38Bref, il doit ressembler au Strix flammea, vulgairement dit “chouette”, un oiseau de nuit. Mais à part l’oiseau de mauvais augure, l’uniforme de Chiàrcaro évoque une personne qui est le contraire de la mondanité, de l’élégance, de la légèreté frivole : ce pourrait être un philosophe, vu que les philosophes tendent à porter les vêtements trop larges pour ne pas “les sentir sur eux”, et ils ne doivent pas y penser, donc ne pas penser à leur enveloppe mortelle. Le masque du jettatore annule le corps et la chair. Il évoque le sérieux d’une personne comme il faut et de bonnes mœurs. Le costume lustré connote son appartenance à la petite ou moyenne bourgeoisie – il est difficile qu’un homme du petit peuple, de l’underworld, puisse être un jettatore. Est potentiellement reconnaissable en tant que jettatore celui qui a un aspect austère et digne.

39Mais plus généralement, le jettatore est, en fin de compte, la combinaison de deux menaces : (1) la sévérité et la mélancolie ; (2) l’intelligence critique, qui gâche la fête aux joyeuses illusions du wishful thinking – le fait de prendre ses désirs pour des réalités.
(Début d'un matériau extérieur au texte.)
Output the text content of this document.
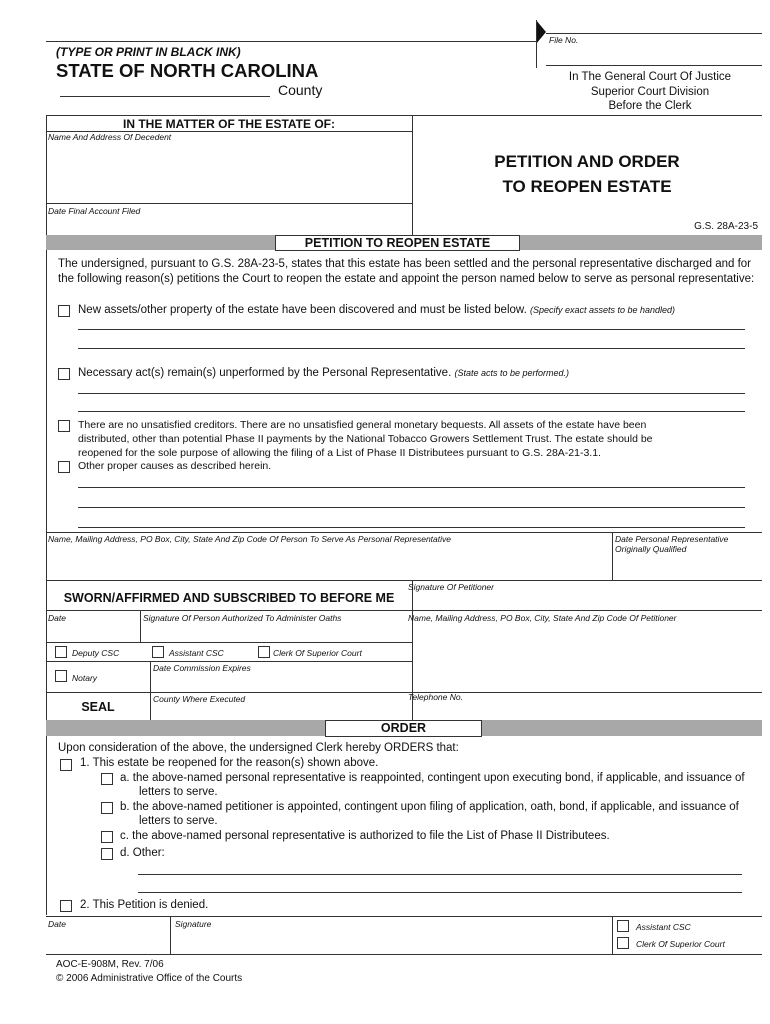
File No.
(TYPE OR PRINT IN BLACK INK)
STATE OF NORTH CAROLINA
County
In The General Court Of Justice
Superior Court Division
Before the Clerk
IN THE MATTER OF THE ESTATE OF:
Name And Address Of Decedent
Date Final Account Filed
PETITION AND ORDER
TO REOPEN ESTATE
G.S. 28A-23-5
PETITION TO REOPEN ESTATE
The undersigned, pursuant to G.S. 28A-23-5, states that this estate has been settled and the personal representative discharged and for
the following reason(s) petitions the Court to reopen the estate and appoint the person named below to serve as personal representative:
New assets/other property of the estate have been discovered and must be listed below. (Specify exact assets to be handled)
Necessary act(s) remain(s) unperformed by the Personal Representative. (State acts to be performed.)
There are no unsatisfied creditors. There are no unsatisfied general monetary bequests. All assets of the estate have been
distributed, other than potential Phase II payments by the National Tobacco Growers Settlement Trust. The estate should be
reopened for the sole purpose of allowing the filing of a List of Phase II Distributees pursuant to G.S. 28A-21-3.1.
Other proper causes as described herein.
Name, Mailing Address, PO Box, City, State And Zip Code Of Person To Serve As Personal Representative	Date Personal Representative
Originally Qualified
SWORN/AFFIRMED AND SUBSCRIBED TO BEFORE ME
Signature Of Petitioner
Date	Signature Of Person Authorized To Administer Oaths	Name, Mailing Address, PO Box, City, State And Zip Code Of Petitioner
Deputy CSC	Assistant CSC	Clerk Of Superior Court
Notary
Date Commission Expires
SEAL
County Where Executed	Telephone No.
ORDER
Upon consideration of the above, the undersigned Clerk hereby ORDERS that:
1. This estate be reopened for the reason(s) shown above.
a. the above-named personal representative is reappointed, contingent upon executing bond, if applicable, and issuance of
letters to serve.
b. the above-named petitioner is appointed, contingent upon filing of application, oath, bond, if applicable, and issuance of
letters to serve.
c. the above-named personal representative is authorized to file the List of Phase II Distributees.
d. Other:
2. This Petition is denied.
Date	Signature	Assistant CSC
Clerk Of Superior Court
AOC-E-908M, Rev. 7/06
© 2006 Administrative Office of the Courts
40Un illustre jettatore de l’époque fasciste fut le comte Galeazzo Ciano, même si sa fin tragique devrait l’absoudre définitivement : il fut arrêté par les nazis et fusillé à Vérone en 1944 en tant que traître au Duce, son beau-père (le vrai jettatore, en effet, souffre de sa réputation, mais ne souffre pas lui-même de mésaventures particulières). En 1941, un membre de la Chambre des faisceaux et des corporations avait été arrêté et envoyé en exil intérieur parce que, devant des personnes qui avaient nommé le ministre des Affaires étrangères d’alors, Ciano, il s’était préservé en procédant, selon l’acte d’accusation, à des “actions pour conjurer le sort”. Il est probable que Ciano était en odeur de jettatura à l’époque, car, dans le cercle des médiocres lèche-bottes de Mussolini, il dominait par son intelligence et son anticonformisme. Par exemple, il avait compris dès le début que combattre au côté des Allemands signifiait être du mauvais côté.

41Bref, le jettatore est l’instance morose de la raison éclairée qui détruit les fables et les croyances du monde magique. “Raison et intelligence tuent la naïve et heureuse euphorie de la crédulité” : c’est la philosophie de fond de cette croyance. A Naples, l’incrédulité qui désenchante a produit un nouvel enchantement : il faut fuir cette incrédulité désenchantée. La force et l’autorité de la raison sont alors relativisées et désamorcées dans la croyance irrationnelle aux méfaits magiques de la rationalité. N’est-ce pas là le revers de ce qu’Horkheimer et Adorno appelaient “dialectique des Lumières” ?

Bibliographie

Bibliographie de Sergio Benvenuto

  • – Avec A. Molino, Off the Couch, FAB, 2007.
  • Perversioni. Sessualità, etica, psicoanalisi, Bollati Boringhieri, 2005.
  • – “Les perversions : une impasse éthique”, Cliniques méditerranéennes, n° 70, 2004, p. 67-90.
  • Un cannibale alla nostra mensa, Dedalo, 2000.
  • Dicerie e pettegolezzi, Il Mulino, 2000.
  • La strategia freudiana. Le storie freudiane della sessualità rilette attraverso Wittgenstein e Lacan, Liguori, 1984.

Notes

  • [1]
    F. T. Elworthy, The Evil Eye, Londres, J. Murray, 1895. Le terme vient du napolitain jettare, qui signifie jeter. Cf. aussi Alfonso Di Nola, Lo specchio e l’olio. Le superstizioni degli italiani, Laterza, 2000. (Note de l’auteur.)
  • [2]
    S. Nigro, “Jettatori di chiara fama”, Il Sole 24 Ore, 23 mars 1997. (NDA.)
  • [3]
    Equivalent italien des Lumières. (NDT.)
  • [4]
    Alexandre Dumas, Le Corricolo, p. 160, Desjonquères, 2006. (NDT.)